Double Trouble: 4 Things to Do in Patients With Diplopia

Brianne N. Hobbs, OD; Erika L. Anderson, OD


November 13, 2019

2. Evaluate the Lids, Pupils, and Extraocular Muscles

When assessing a patient with acute-onset diplopia, it is important to evaluate three ocular structures: the lids, the pupil, and the extraocular muscles.


Diplopia accompanied by unilateral ptosis could be due to a third cranial nerve palsy. Severe ptosis may mask the diplopia caused by the nerve palsy.

Bilateral ptosis with no pupil involvement may be indicative of myasthenia gravis, especially if the ptosis is variable and improves with rest.

Conversely, if the lids seem retracted and lagophthalmos is present, thyroid eye disease should be considered.

Unilateral ptosis with a smaller pupil on the same side may indicate Horner syndrome. The sympathetic fibers travel close to the internal carotid artery, and a carotid artery dissection may present as a painful Horner syndrome. Internal carotid artery dissections may present with diplopia or transient monocular vision loss.

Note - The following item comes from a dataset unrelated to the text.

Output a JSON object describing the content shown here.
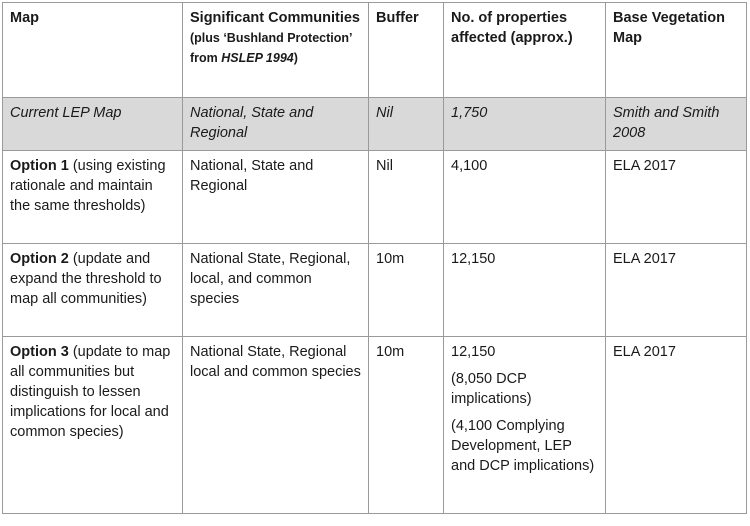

A pupil-involved third cranial nerve palsy is one of the most serious causes of diplopia. The presence of a unilaterally dilated pupil with a third cranial nerve palsy indicates a compressive etiology rather than an ischemic one. Such patients must be referred emergently for neuroimaging and angiography to rule out an aneurysm, with special attention to the posterior communicating artery. A tumor may also compress the superficial pupillary fibers, so neuroimaging is required any time the pupil is involved with diplopia.

Extraocular Muscles

Checking the motility of the extraocular muscles provides important clues to the etiology of the diplopia.

Assessing the cardinal positions of gaze binocularly can reveal muscle restrictions that are the result of trauma or thyroid eye disease, but this test is also useful in establishing whether the deviation is comitant or incomitant. If the alignment of the eyes differs in different positions of gaze (incomitant), then the patient probably will also experience diplopia that varies in magnitude. Incomitant deviations are more characteristic of restrictions or palsies.

Evaluating the cardinal positions of gaze monocularly aids in the detection of subtle abnormalities that may be missed if both eyes are being assessed simultaneously.